I benefici del riconoscimento Unesco
Il riconoscimento Unesco porta benefici tangibili. Pantelleria, iscritta nel 2014 per la coltivazione della vite ad alberello, ha registrato un aumento del 9,7% del turismo annuo, che sale al 75% fuori stagione, mentre gli agriturismi hanno incrementato la forza lavoro del 500% in dieci anni. L’arte dei Pizzaiuoli Napoletani, patrimonio dal 2017, ha visto crescere del 283% i corsi professionali e del 420% le scuole accreditate all’estero. Le Colline del Prosecco Superiore di Conegliano e Valdobbiadene, riconosciute nel 2019, hanno registrato un incremento del 45,4% nelle strutture turistiche e del 35,4% nei posti letto.
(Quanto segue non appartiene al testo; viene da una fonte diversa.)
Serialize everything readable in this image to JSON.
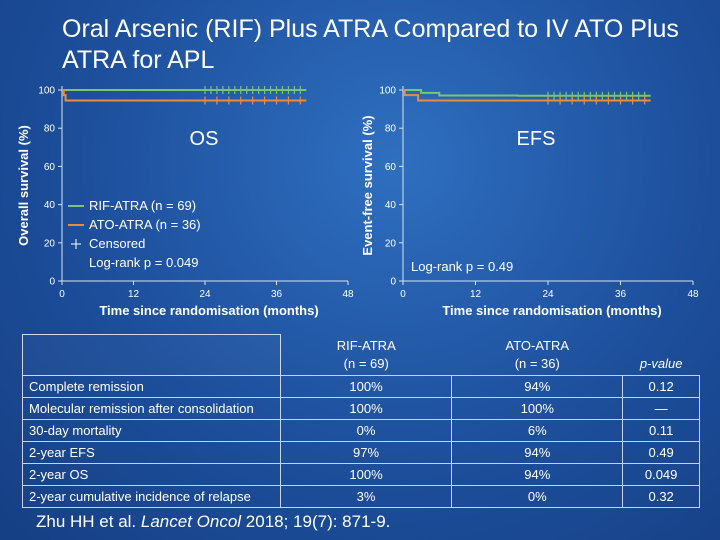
{
  "title": "Oral Arsenic (RIF) Plus ATRA Compared to IV ATO Plus ATRA for APL",
  "colors": {
    "rif": "#7dc46b",
    "ato": "#f08a3a",
    "axis": "#d8e2f2",
    "background": "#1d4f9c"
  },
  "chart_data": [
    {
      "type": "line",
      "panel_label": "OS",
      "xlabel": "Time since randomisation (months)",
      "ylabel": "Overall survival (%)",
      "xlim": [
        0,
        48
      ],
      "ylim": [
        0,
        100
      ],
      "xticks": [
        "0",
        "12",
        "24",
        "36",
        "48"
      ],
      "yticks": [
        "0",
        "20",
        "40",
        "60",
        "80",
        "100"
      ],
      "legend": {
        "placement": "bottom-left",
        "entries": [
          "RIF-ATRA (n = 69)",
          "ATO-ATRA (n = 36)",
          "Censored"
        ],
        "note": "Log-rank p = 0.049"
      },
      "series": [
        {
          "name": "RIF-ATRA (n = 69)",
          "color": "#7dc46b",
          "x": [
            0,
            41
          ],
          "y": [
            100,
            100
          ],
          "censored_x": [
            24,
            25,
            26,
            27,
            28,
            29,
            30,
            31,
            32,
            33,
            34,
            35,
            36,
            37,
            38,
            39,
            40
          ]
        },
        {
          "name": "ATO-ATRA (n = 36)",
          "color": "#f08a3a",
          "x": [
            0,
            0.3,
            0.3,
            0.6,
            0.6,
            41
          ],
          "y": [
            100,
            100,
            97.3,
            97.3,
            94.5,
            94.5
          ],
          "censored_x": [
            24,
            26,
            28,
            30,
            32,
            34,
            36,
            38,
            40
          ]
        }
      ]
    },
    {
      "type": "line",
      "panel_label": "EFS",
      "xlabel": "Time since randomisation (months)",
      "ylabel": "Event-free survival (%)",
      "xlim": [
        0,
        48
      ],
      "ylim": [
        0,
        100
      ],
      "xticks": [
        "0",
        "12",
        "24",
        "36",
        "48"
      ],
      "yticks": [
        "0",
        "20",
        "40",
        "60",
        "80",
        "100"
      ],
      "legend": {
        "placement": "bottom-left",
        "entries": [],
        "note": "Log-rank p = 0.49"
      },
      "series": [
        {
          "name": "RIF-ATRA",
          "color": "#7dc46b",
          "x": [
            0,
            3,
            3,
            6,
            6,
            19,
            19,
            41
          ],
          "y": [
            100,
            100,
            98.5,
            98.5,
            97.1,
            97.1,
            97,
            97
          ],
          "censored_x": [
            24,
            25,
            26,
            27,
            28,
            29,
            30,
            31,
            32,
            33,
            34,
            35,
            36,
            37,
            38,
            39,
            40
          ]
        },
        {
          "name": "ATO-ATRA",
          "color": "#f08a3a",
          "x": [
            0,
            0.3,
            0.3,
            2.5,
            2.5,
            41
          ],
          "y": [
            100,
            100,
            97.3,
            97.3,
            94.5,
            94.5
          ],
          "censored_x": [
            24,
            26,
            28,
            30,
            32,
            34,
            36,
            38,
            40
          ]
        }
      ]
    }
  ],
  "table": {
    "columns": [
      {
        "name": "RIF-ATRA",
        "n": "(n = 69)"
      },
      {
        "name": "ATO-ATRA",
        "n": "(n = 36)"
      },
      {
        "name": "p-value",
        "n": ""
      }
    ],
    "rows": [
      {
        "label": "Complete remission",
        "rif": "100%",
        "ato": "94%",
        "p": "0.12"
      },
      {
        "label": "Molecular remission after consolidation",
        "rif": "100%",
        "ato": "100%",
        "p": "—"
      },
      {
        "label": "30-day mortality",
        "rif": "0%",
        "ato": "6%",
        "p": "0.11"
      },
      {
        "label": "2-year EFS",
        "rif": "97%",
        "ato": "94%",
        "p": "0.49"
      },
      {
        "label": "2-year OS",
        "rif": "100%",
        "ato": "94%",
        "p": "0.049"
      },
      {
        "label": "2-year cumulative incidence of relapse",
        "rif": "3%",
        "ato": "0%",
        "p": "0.32"
      }
    ]
  },
  "citation": {
    "authors": "Zhu HH et al. ",
    "journal": "Lancet Oncol",
    "details": " 2018; 19(7): 871-9."
  }
}
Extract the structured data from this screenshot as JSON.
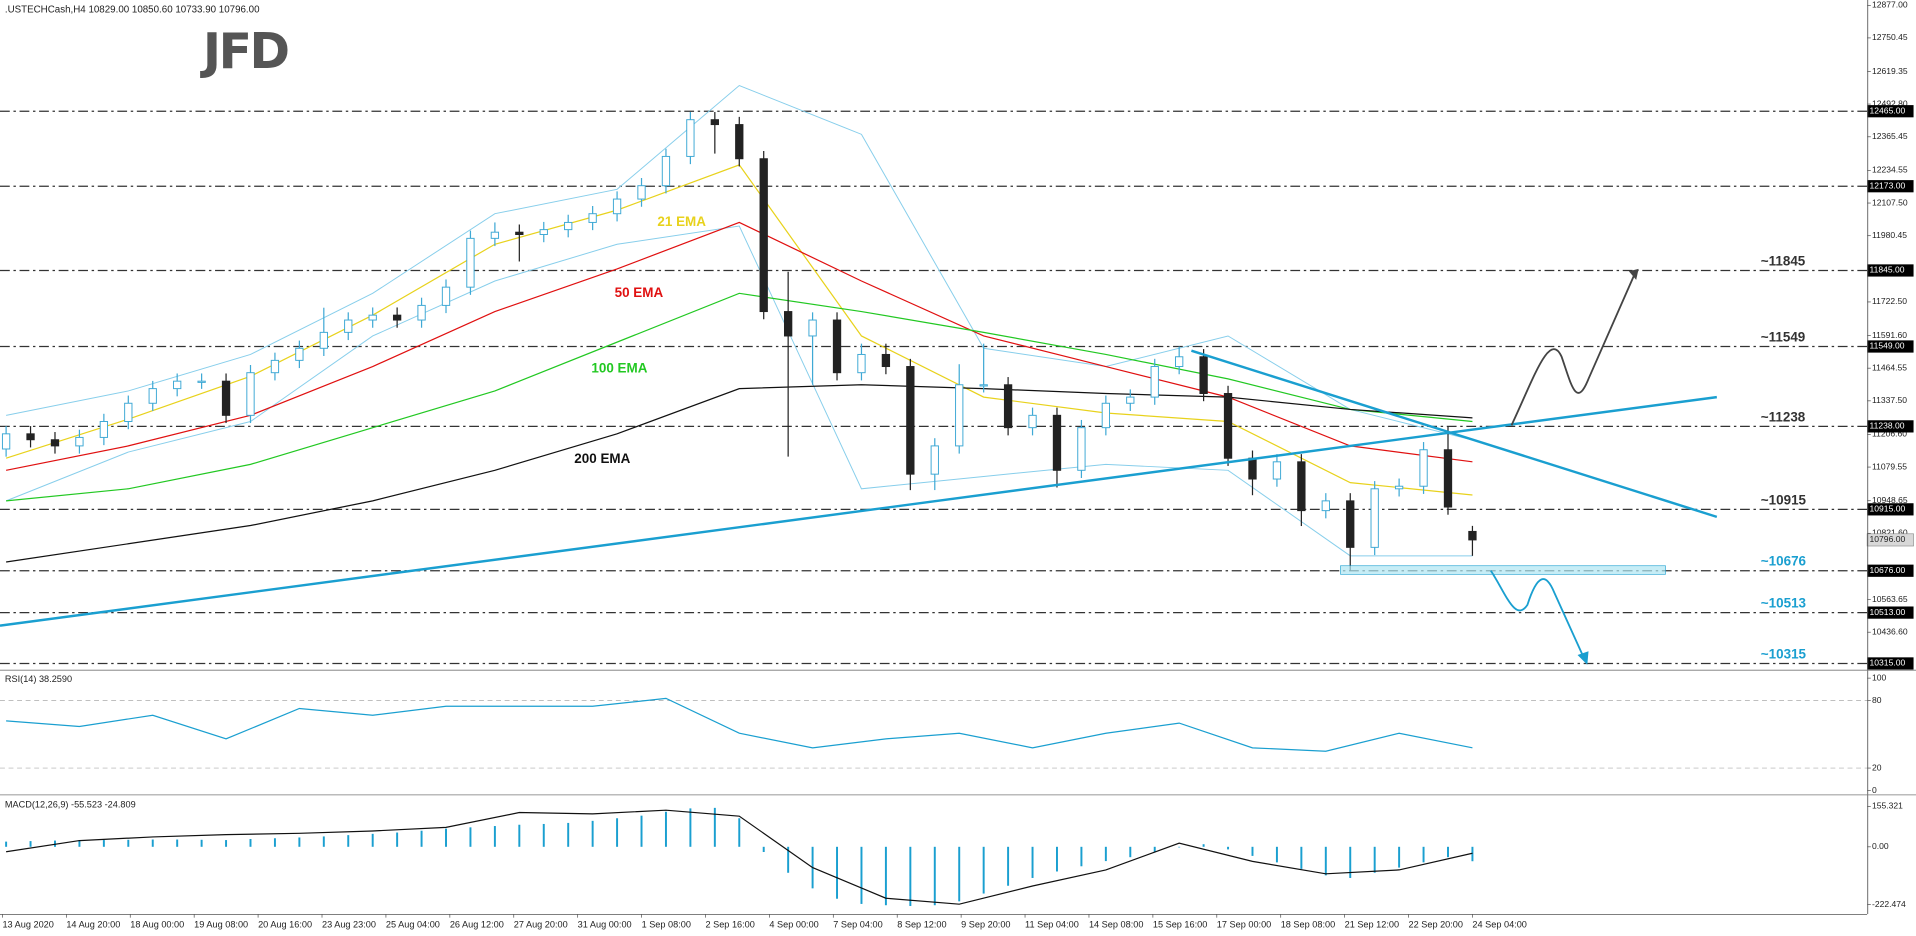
{
  "header": ".USTECHCash,H4  10829.00 10850.60 10733.90 10796.00",
  "logo": "JFD",
  "chart_data": [
    {
      "type": "candlestick",
      "open": [
        11150,
        11209,
        11186,
        11162,
        11195,
        11257,
        11328,
        11385,
        11414,
        11414,
        11281,
        11447,
        11495,
        11542,
        11604,
        11652,
        11671,
        11652,
        11709,
        11780,
        11970,
        11994,
        11985,
        12004,
        12032,
        12066,
        12123,
        12175,
        12289,
        12432,
        12413,
        12280,
        11685,
        11590,
        11652,
        11447,
        11518,
        11471,
        11052,
        11162,
        11400,
        11400,
        11233,
        11281,
        11067,
        11233,
        11328,
        11352,
        11471,
        11509,
        11366,
        11114,
        11033,
        11100,
        10910,
        10948,
        10767,
        10995,
        11005,
        11147,
        10829
      ],
      "high": [
        11239,
        11239,
        11216,
        11225,
        11287,
        11358,
        11415,
        11444,
        11444,
        11444,
        11477,
        11525,
        11572,
        11700,
        11682,
        11701,
        11701,
        11739,
        11810,
        12000,
        12032,
        12024,
        12034,
        12062,
        12096,
        12153,
        12205,
        12319,
        12462,
        12462,
        12443,
        12310,
        11840,
        11682,
        11682,
        11560,
        11560,
        11501,
        11192,
        11480,
        11560,
        11430,
        11311,
        11311,
        11263,
        11358,
        11382,
        11501,
        11549,
        11539,
        11396,
        11144,
        11130,
        11130,
        10978,
        10978,
        11025,
        11035,
        11177,
        11238,
        10850.6
      ],
      "low": [
        11120,
        11156,
        11132,
        11132,
        11165,
        11227,
        11298,
        11355,
        11384,
        11251,
        11251,
        11417,
        11465,
        11512,
        11574,
        11622,
        11622,
        11622,
        11679,
        11750,
        11940,
        11880,
        11955,
        11974,
        12002,
        12036,
        12093,
        12145,
        12259,
        12300,
        12250,
        11655,
        11120,
        11400,
        11417,
        11417,
        11441,
        10990,
        10990,
        11132,
        11370,
        11203,
        11203,
        11000,
        11037,
        11203,
        11298,
        11322,
        11441,
        11336,
        11084,
        10970,
        11003,
        10850,
        10880,
        10676,
        10737,
        10965,
        10975,
        10894,
        10733.9
      ],
      "close": [
        11209,
        11186,
        11162,
        11195,
        11257,
        11328,
        11385,
        11414,
        11414,
        11281,
        11447,
        11495,
        11542,
        11604,
        11652,
        11671,
        11652,
        11709,
        11780,
        11970,
        11994,
        11985,
        12004,
        12032,
        12066,
        12123,
        12175,
        12289,
        12432,
        12413,
        12280,
        11685,
        11590,
        11652,
        11447,
        11518,
        11471,
        11052,
        11162,
        11400,
        11400,
        11233,
        11281,
        11067,
        11233,
        11328,
        11352,
        11471,
        11509,
        11366,
        11114,
        11033,
        11100,
        10910,
        10948,
        10767,
        10995,
        11005,
        11147,
        10924,
        10796
      ],
      "up_color": "#3fa9d5",
      "down_color": "#222222",
      "ylim": [
        10291,
        12898
      ],
      "yticks": [
        {
          "value": 12877,
          "label": "12877.00"
        },
        {
          "value": 12750.45,
          "label": "12750.45"
        },
        {
          "value": 12619.35,
          "label": "12619.35"
        },
        {
          "value": 12492.8,
          "label": "12492.80"
        },
        {
          "value": 12365.45,
          "label": "12365.45"
        },
        {
          "value": 12234.55,
          "label": "12234.55"
        },
        {
          "value": 12107.5,
          "label": "12107.50"
        },
        {
          "value": 11980.45,
          "label": "11980.45"
        },
        {
          "value": 11722.5,
          "label": "11722.50"
        },
        {
          "value": 11591.6,
          "label": "11591.60"
        },
        {
          "value": 11464.55,
          "label": "11464.55"
        },
        {
          "value": 11337.5,
          "label": "11337.50"
        },
        {
          "value": 11206.6,
          "label": "11206.60"
        },
        {
          "value": 11079.55,
          "label": "11079.55"
        },
        {
          "value": 10948.65,
          "label": "10948.65"
        },
        {
          "value": 10821.6,
          "label": "10821.60"
        },
        {
          "value": 10563.65,
          "label": "10563.65"
        },
        {
          "value": 10436.6,
          "label": "10436.60"
        }
      ],
      "levels": [
        {
          "value": 12465,
          "label": "12465.00"
        },
        {
          "value": 12173,
          "label": "12173.00"
        },
        {
          "value": 11845,
          "label": "11845.00",
          "note": "~11845",
          "note_color": "#333333"
        },
        {
          "value": 11549,
          "label": "11549.00",
          "note": "~11549",
          "note_color": "#333333"
        },
        {
          "value": 11238,
          "label": "11238.00",
          "note": "~11238",
          "note_color": "#333333"
        },
        {
          "value": 10915,
          "label": "10915.00",
          "note": "~10915",
          "note_color": "#333333"
        },
        {
          "value": 10676,
          "label": "10676.00",
          "note": "~10676",
          "note_color": "#1a9fd0"
        },
        {
          "value": 10513,
          "label": "10513.00",
          "note": "~10513",
          "note_color": "#1a9fd0"
        },
        {
          "value": 10315,
          "label": "10315.00",
          "note": "~10315",
          "note_color": "#1a9fd0"
        }
      ],
      "last_price": {
        "value": 10796,
        "label": "10796.00"
      },
      "ema_x": [
        0,
        5,
        10,
        15,
        20,
        25,
        30,
        35,
        40,
        45,
        50,
        55,
        60
      ],
      "series": [
        {
          "name": "21 EMA",
          "color": "#e8d21c",
          "values": [
            11114,
            11266,
            11433,
            11671,
            11947,
            12080,
            12256,
            11590,
            11352,
            11290,
            11257,
            11019,
            10971
          ]
        },
        {
          "name": "50 EMA",
          "color": "#e01010",
          "values": [
            11067,
            11162,
            11281,
            11471,
            11685,
            11851,
            12032,
            11804,
            11590,
            11471,
            11352,
            11162,
            11100
          ]
        },
        {
          "name": "100 EMA",
          "color": "#22c822",
          "values": [
            10948,
            10995,
            11090,
            11233,
            11376,
            11566,
            11756,
            11685,
            11604,
            11518,
            11423,
            11304,
            11257
          ]
        },
        {
          "name": "200 EMA",
          "color": "#111111",
          "values": [
            10710,
            10781,
            10852,
            10948,
            11067,
            11209,
            11385,
            11400,
            11385,
            11366,
            11352,
            11304,
            11271
          ]
        }
      ],
      "bands": {
        "color": "#87ceeb",
        "upper": [
          11281,
          11376,
          11518,
          11756,
          12066,
          12161,
          12565,
          12375,
          11542,
          11471,
          11590,
          11304,
          11185
        ],
        "lower": [
          10948,
          11138,
          11257,
          11590,
          11804,
          11947,
          12018,
          10995,
          11043,
          11090,
          11067,
          10734,
          10734
        ]
      },
      "time_labels": [
        "13 Aug 2020",
        "14 Aug 20:00",
        "18 Aug 00:00",
        "19 Aug 08:00",
        "20 Aug 16:00",
        "23 Aug 23:00",
        "25 Aug 04:00",
        "26 Aug 12:00",
        "27 Aug 20:00",
        "31 Aug 00:00",
        "1 Sep 08:00",
        "2 Sep 16:00",
        "4 Sep 00:00",
        "7 Sep 04:00",
        "8 Sep 12:00",
        "9 Sep 20:00",
        "11 Sep 04:00",
        "14 Sep 08:00",
        "15 Sep 16:00",
        "17 Sep 00:00",
        "18 Sep 08:00",
        "21 Sep 12:00",
        "22 Sep 20:00",
        "24 Sep 04:00"
      ]
    },
    {
      "type": "line",
      "title": "RSI(14) 38.2590",
      "x": [
        0,
        3,
        6,
        9,
        12,
        15,
        18,
        21,
        24,
        27,
        30,
        33,
        36,
        39,
        42,
        45,
        48,
        51,
        54,
        57,
        60
      ],
      "series": [
        {
          "color": "#1a9fd0",
          "values": [
            62,
            57,
            67,
            46,
            73,
            67,
            75,
            75,
            75,
            82,
            51,
            38,
            46,
            51,
            38,
            51,
            60,
            38,
            35,
            51,
            38
          ]
        }
      ],
      "ylim": [
        -3.3,
        106.5
      ],
      "yticks": [
        100,
        80,
        20,
        0
      ]
    },
    {
      "type": "macd",
      "title": "MACD(12,26,9) -55.523 -24.809",
      "histogram": {
        "color": "#1a9fd0",
        "values": [
          20,
          22,
          24,
          25,
          26,
          27,
          28,
          28,
          27,
          26,
          30,
          33,
          36,
          40,
          45,
          50,
          55,
          62,
          70,
          75,
          80,
          85,
          88,
          92,
          100,
          110,
          120,
          135,
          148,
          150,
          110,
          -20,
          -100,
          -160,
          -200,
          -220,
          -225,
          -228,
          -225,
          -210,
          -180,
          -150,
          -120,
          -95,
          -75,
          -55,
          -40,
          -20,
          0,
          10,
          -10,
          -35,
          -60,
          -85,
          -110,
          -120,
          -100,
          -80,
          -60,
          -40,
          -55.523
        ]
      },
      "signal": {
        "color": "#111111",
        "x": [
          0,
          3,
          6,
          9,
          12,
          15,
          18,
          21,
          24,
          27,
          30,
          33,
          36,
          39,
          42,
          45,
          48,
          51,
          54,
          57,
          60
        ],
        "values": [
          -19,
          24,
          38,
          47,
          52,
          61,
          75,
          132,
          127,
          141,
          118,
          -80,
          -198,
          -221,
          -151,
          -89,
          14,
          -56,
          -104,
          -89,
          -24.809
        ]
      },
      "ylim": [
        -258.8,
        197.7
      ],
      "yticks": [
        155.321,
        {
          "value": 0,
          "label": "0.00"
        },
        -222.474
      ]
    }
  ]
}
Nel biennio 2023-2024, i siti italiani con riconoscimento Unesco hanno registrato performance superiori rispetto a quelli privi di tutela: gli arrivi turistici sono cresciuti del 7,39% contro una riduzione del 3,26%, mentre le presenze sono aumentate del 14,87% contro il 2,5%.
Export da record
Il made in Italy a tavola intanto continua a conquistare il mondo. L’export agroalimentare ha chiuso il 2024 con un record storico di 69,1 miliardi di euro, quasi il doppio rispetto ai 37 miliardi del 2015. Se la crescita dovesse mantenersi sui ritmi attuali, le vendite all’estero potrebbero superare i 100 miliardi entro il 2030.
“Il riconoscimento della cucina italiana come patrimonio Unesco rappresenta una straordinaria opportunità di crescita economica per il Paese, a partire dall’export, che nel 2025 raggiungerà la cifra record di 73 miliardi di euro, nonostante dazi Usa, tensioni internazionali e blocchi commerciali”. Lo attesta una proiezione Coldiretti su dati Istat diffusa in occasione dell’Assemblea nazionale della più grande organizzazione agricola d’Italia e d’Europa, riunita a Roma con il presidente e il segretario generale, Ettore Prandini e Vincenzo Gesmundo. Nei primi nove mesi dell’anno – riferisce il report – l’agroalimentare nazionale ha registrato una crescita del 6% sui mercati globali, con l’obiettivo di consolidare e possibilmente aumentare ulteriormente questo risultato entro fine anno.
Il prodotto più esportato è il vino, davanti a ortofrutta trasformata, formaggi, pasta e derivati dei cereali, frutta e verdura fresche, salumi e olio d’oliva. La Germania resta il principale mercato di sbocco dei prodotti agroalimentari italiani, con una crescita nel 2025 del 7%, seguita da Francia (+6%), Stati Uniti (-1%), Gran Bretagna (+3%) e Spagna (+15%)”.
A oggi, il sistema agroalimentare impiega 4 milioni di persone e si regge sull’attività di 700mila imprese agricole, 70mila industrie alimentari, oltre 330mila realtà della ristorazione e 230mila punti vendita al dettaglio. L’Italia guida l’Unione europea per valore aggiunto agricolo, con oltre 42 miliardi di euro previsti nel 2024, e si conferma prima anche per valore generato per ettaro: quasi 3mila euro, il doppio rispetto alla Francia.